Brijesh Kumar, directeur commercial de Paisabazaar.ae
L’éducation financière est donc essentielle pour lutter contre ces risques, en particulier dans un pays où la population est jeune et diversifiée. Les emprunteurs doivent comprendre leurs obligations de remboursement, les frais applicables et les conséquences sur leur cote de crédit avant de souscrire un prêt instantané. Cependant, la responsabilité ne repose pas uniquement sur les consommateurs : les prêteurs doivent concevoir des produits responsables, les régulateurs doivent mettre en place des garde-fous et les établissements d’enseignement doivent intégrer des notions de finances pratiques dans leurs programmes.
Vijay Valecha, directeur des investissements chez Century Financial, souligne les risques structurels liés aux échéances de remboursement courtes, qui ne correspondent souvent pas aux revenus irréguliers de certains emprunteurs.
« Pour les étudiants et les travailleurs à la demande, les revenus ne sont pas toujours prévisibles, mais les remboursements le sont. Lorsque les prêts doivent être remboursés en semaines plutôt qu’en mois, même un léger retard de revenu peut entraîner des frais de retard et obliger les emprunteurs à contracter un crédit supplémentaire. »
Vijay Valecha, directeur des investissements chez Century Financial
Ce cycle peut avoir des conséquences à long terme, allant au-delà des difficultés de trésorerie immédiates. Un manquement à un paiement peut nuire à la cote de crédit et limiter l’accès à des financements importants, tels que les prêts immobiliers. La commodité à court terme peut donc avoir des implications durables.
Faris Ali, directeur général de Jawab Economic & Management Consultants, se félicite des progrès réalisés par les Émirats arabes unis en matière de surveillance des prêteurs numériques, notamment grâce aux exigences de la Banque centrale en matière d’agrément ou de partenariat avec des institutions financières agréées. Cependant, il met en garde contre le fait que la réglementation à elle seule ne suffit pas à prévenir les dommages si les produits sont conçus pour encourager les emprunts répétés.
Selon lui, les prêts numériques peuvent favoriser l’inclusion financière lorsqu’ils sont remboursables sur la base d’un revenu prévisible et utilisés de manière occasionnelle.
« Mais si le modèle repose sur des durées courtes, des frais élevés et des réemprunts fréquents, il devient un mécanisme de transfert du risque financier vers les individus les moins capables de l’absorber. »
Faris Ali, directeur général de Jawab Economic & Management Consultants
Concernant l’éducation financière, Ali estime qu’elle doit être associée à des garanties intégrées.

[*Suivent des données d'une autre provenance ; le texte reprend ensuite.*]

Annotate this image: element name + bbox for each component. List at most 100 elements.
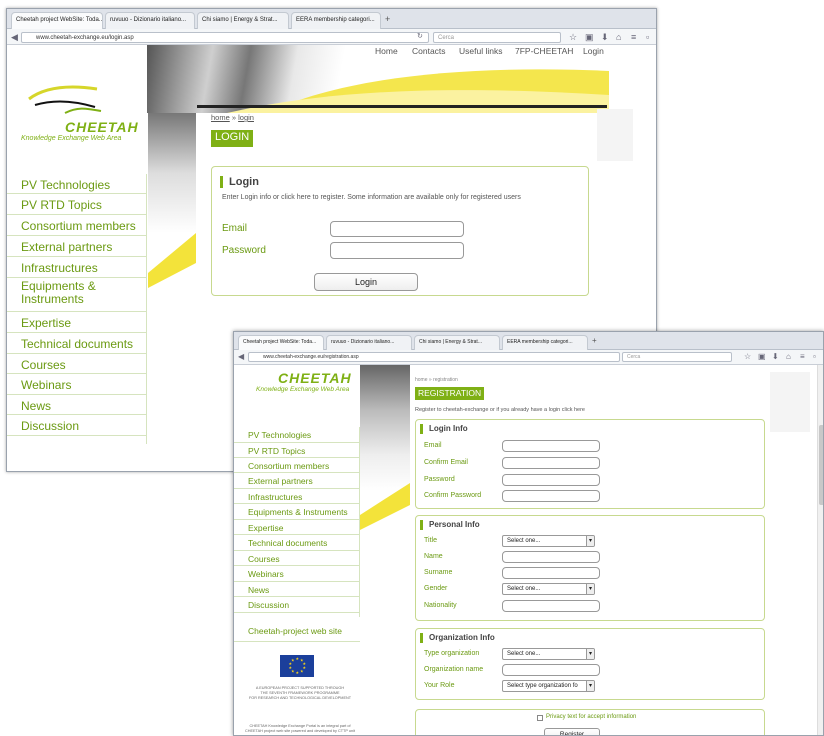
breadcrumb-current[interactable]: login — [238, 113, 254, 122]
browser-tab[interactable]: EERA membership categori... — [502, 335, 588, 350]
login-box-title: Login — [220, 176, 259, 188]
library-icon[interactable]: ▣ — [585, 32, 594, 42]
sidebar-item-pv-rtd-topics[interactable]: PV RTD Topics — [7, 194, 147, 215]
sidebar-item-pv-technologies[interactable]: PV Technologies — [7, 174, 147, 194]
gender-select[interactable]: Select one... — [502, 583, 595, 595]
topnav-contacts[interactable]: Contacts — [412, 46, 446, 56]
email-input[interactable] — [330, 221, 464, 237]
email-input[interactable] — [502, 440, 600, 452]
home-icon[interactable]: ⌂ — [616, 32, 621, 42]
back-icon[interactable]: ◀ — [11, 32, 18, 42]
new-tab-icon[interactable]: + — [385, 14, 390, 24]
confirm-email-input[interactable] — [502, 457, 600, 469]
sidebar-item-technical-documents[interactable]: Technical documents — [234, 535, 360, 551]
topnav-login[interactable]: Login — [583, 46, 604, 56]
sidebar-item-equipments[interactable]: Equipments & Instruments — [234, 504, 360, 520]
browser-tab[interactable]: ruvuuo - Dizionario italiano... — [326, 335, 412, 350]
sidebar-item-consortium-members[interactable]: Consortium members — [7, 215, 147, 236]
url-bar[interactable]: www.cheetah-exchange.eu/registration.asp — [248, 352, 620, 362]
sidebar-item-news[interactable]: News — [7, 395, 147, 415]
registration-browser-window: Cheetah project WebSite: Toda... ruvuuo … — [233, 331, 824, 736]
organization-name-label: Organization name — [424, 666, 484, 673]
sidebar-item-technical-documents[interactable]: Technical documents — [7, 333, 147, 354]
sidebar-item-expertise[interactable]: Expertise — [234, 520, 360, 535]
extension-icon[interactable]: ▫ — [813, 352, 816, 362]
sidebar-item-infrastructures[interactable]: Infrastructures — [7, 257, 147, 278]
personal-info-title: Personal Info — [420, 520, 480, 530]
password-input[interactable] — [330, 242, 464, 259]
breadcrumb-home-link[interactable]: home — [211, 113, 230, 122]
confirm-email-label: Confirm Email — [424, 459, 468, 466]
topnav-home[interactable]: Home — [375, 46, 398, 56]
browser-tab[interactable]: Cheetah project WebSite: Toda... — [238, 335, 324, 350]
privacy-checkbox[interactable] — [537, 715, 543, 721]
logo-subtitle: Knowledge Exchange Web Area — [256, 386, 350, 393]
organization-name-input[interactable] — [502, 664, 600, 676]
sidebar-item-equipments[interactable]: Equipments & Instruments — [7, 278, 147, 312]
scrollbar[interactable] — [817, 365, 823, 735]
login-info-title: Login Info — [420, 424, 468, 434]
scrollbar-thumb[interactable] — [819, 425, 823, 505]
sidebar-item-expertise[interactable]: Expertise — [7, 312, 147, 333]
gray-panel — [597, 109, 633, 161]
library-icon[interactable]: ▣ — [758, 352, 766, 362]
name-input[interactable] — [502, 551, 600, 563]
star-icon[interactable]: ☆ — [569, 32, 577, 42]
extension-icon[interactable]: ▫ — [646, 32, 649, 42]
download-icon[interactable]: ⬇ — [772, 352, 779, 362]
menu-icon[interactable]: ≡ — [800, 352, 805, 362]
breadcrumb[interactable]: home » registration — [415, 377, 458, 383]
sidebar-item-external-partners[interactable]: External partners — [7, 236, 147, 257]
sidebar-item-news[interactable]: News — [234, 582, 360, 597]
new-tab-icon[interactable]: + — [592, 336, 597, 345]
password-input[interactable] — [502, 474, 600, 486]
nationality-label: Nationality — [424, 602, 457, 609]
sidebar-item-consortium-members[interactable]: Consortium members — [234, 458, 360, 473]
search-input[interactable]: Cerca — [433, 32, 561, 43]
download-icon[interactable]: ⬇ — [601, 32, 609, 42]
type-organization-select[interactable]: Select one... — [502, 648, 595, 660]
confirm-password-input[interactable] — [502, 490, 600, 502]
sidebar-item-cheetah-project-web-site[interactable]: Cheetah-project web site — [248, 626, 342, 636]
login-info-section: Login Info Email Confirm Email Password … — [415, 419, 765, 509]
sidebar-item-external-partners[interactable]: External partners — [234, 473, 360, 489]
browser-tab[interactable]: Chi siamo | Energy & Strat... — [197, 12, 289, 29]
sidebar-item-webinars[interactable]: Webinars — [234, 566, 360, 582]
sidebar-item-pv-rtd-topics[interactable]: PV RTD Topics — [234, 443, 360, 458]
register-button[interactable]: Register — [544, 728, 600, 735]
sidebar-item-infrastructures[interactable]: Infrastructures — [234, 489, 360, 504]
sidebar-item-pv-technologies[interactable]: PV Technologies — [234, 427, 360, 443]
reload-icon[interactable]: ↻ — [417, 32, 423, 42]
privacy-section: Privacy text for accept information Regi… — [415, 709, 765, 735]
search-input[interactable]: Cerca — [622, 352, 732, 362]
browser-tab[interactable]: Chi siamo | Energy & Strat... — [414, 335, 500, 350]
confirm-password-label: Confirm Password — [424, 492, 482, 499]
gender-label: Gender — [424, 585, 448, 592]
sidebar-item-courses[interactable]: Courses — [234, 551, 360, 566]
browser-tab[interactable]: EERA membership categori... — [291, 12, 381, 29]
surname-input[interactable] — [502, 567, 600, 579]
breadcrumb-separator: » — [231, 113, 237, 122]
topnav-useful-links[interactable]: Useful links — [459, 46, 502, 56]
browser-tab[interactable]: ruvuuo - Dizionario italiano... — [105, 12, 195, 29]
page-title: REGISTRATION — [415, 387, 485, 400]
url-bar[interactable]: www.cheetah-exchange.eu/login.asp — [21, 32, 429, 43]
title-select[interactable]: Select one... — [502, 535, 595, 547]
star-icon[interactable]: ☆ — [744, 352, 751, 362]
login-button[interactable]: Login — [314, 273, 418, 291]
sidebar-item-courses[interactable]: Courses — [7, 354, 147, 374]
menu-icon[interactable]: ≡ — [631, 32, 636, 42]
your-role-select[interactable]: Select type organization fo — [502, 680, 595, 692]
sidebar-item-discussion[interactable]: Discussion — [7, 415, 147, 436]
sidebar-item-discussion[interactable]: Discussion — [234, 597, 360, 613]
browser-tab[interactable]: Cheetah project WebSite: Toda... — [11, 12, 103, 29]
organization-info-title: Organization Info — [420, 633, 495, 643]
topnav-7fp-cheetah[interactable]: 7FP-CHEETAH — [515, 46, 573, 56]
page-title: LOGIN — [211, 130, 254, 147]
gray-panel — [770, 372, 810, 432]
back-icon[interactable]: ◀ — [238, 352, 244, 362]
title-label: Title — [424, 537, 437, 544]
nationality-input[interactable] — [502, 600, 600, 612]
home-icon[interactable]: ⌂ — [786, 352, 791, 362]
sidebar-item-webinars[interactable]: Webinars — [7, 374, 147, 395]
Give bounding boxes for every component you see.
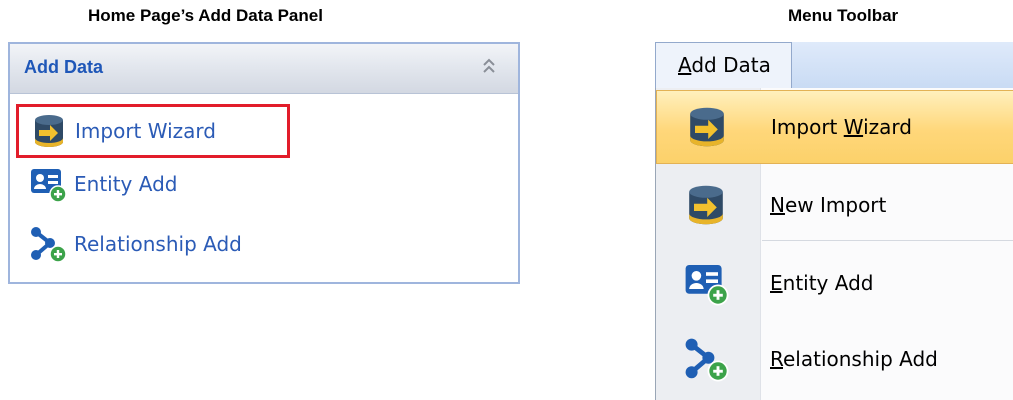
menu-item-entity-add[interactable]: Entity Add	[656, 246, 1013, 320]
entity-add-label: Entity Add	[74, 172, 178, 196]
menu-item-label: Import Wizard	[771, 115, 912, 139]
entity-card-add-icon	[31, 169, 67, 203]
add-data-dropdown-menu: Import Wizard New Import Entity Add Rela…	[655, 88, 1013, 400]
home-panel-caption: Home Page’s Add Data Panel	[88, 6, 323, 25]
import-database-icon	[689, 185, 723, 225]
double-chevron-up-icon[interactable]	[482, 56, 496, 76]
menu-toolbar: Add Data	[655, 42, 1013, 89]
import-database-icon	[690, 107, 724, 147]
add-data-panel: Add Data Import Wizard Entity Add Relati…	[8, 42, 520, 284]
relationship-add-link[interactable]: Relationship Add	[20, 222, 242, 266]
menu-item-import-wizard[interactable]: Import Wizard	[656, 90, 1013, 164]
relationship-add-label: Relationship Add	[74, 232, 242, 256]
panel-header[interactable]: Add Data	[10, 44, 518, 94]
menu-separator	[762, 240, 1013, 241]
menu-item-new-import[interactable]: New Import	[656, 168, 1013, 242]
menu-item-label: Entity Add	[770, 271, 874, 295]
import-database-icon	[35, 115, 63, 147]
entity-add-link[interactable]: Entity Add	[20, 162, 177, 206]
import-wizard-label: Import Wizard	[75, 119, 216, 143]
import-wizard-link[interactable]: Import Wizard	[16, 104, 290, 158]
panel-title: Add Data	[24, 57, 104, 77]
relationship-add-icon	[31, 227, 67, 263]
menu-tab-mnemonic: A	[678, 53, 692, 77]
menu-item-label: Relationship Add	[770, 347, 938, 371]
menu-tab-rest: dd Data	[691, 53, 771, 77]
menu-toolbar-caption: Menu Toolbar	[788, 6, 899, 25]
menu-item-label: New Import	[770, 193, 887, 217]
relationship-add-icon	[685, 338, 729, 382]
entity-card-add-icon	[685, 265, 729, 306]
menu-add-data-tab[interactable]: Add Data	[655, 42, 792, 88]
menu-item-relationship-add[interactable]: Relationship Add	[656, 322, 1013, 396]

« L’éducation aide les gens à comprendre les risques, mais elle ne peut pas remplacer les protections. Tout comme les conducteurs apprennent la sécurité routière, le port de la ceinture de sécurité et les limites de vitesse restent la responsabilité des constructeurs et des régulateurs. »
Faris Ali, directeur général de Jawab Economic & Management Consultants
L’éducation financière est donc un pilier essentiel pour une utilisation responsable de ces nouveaux outils de crédit.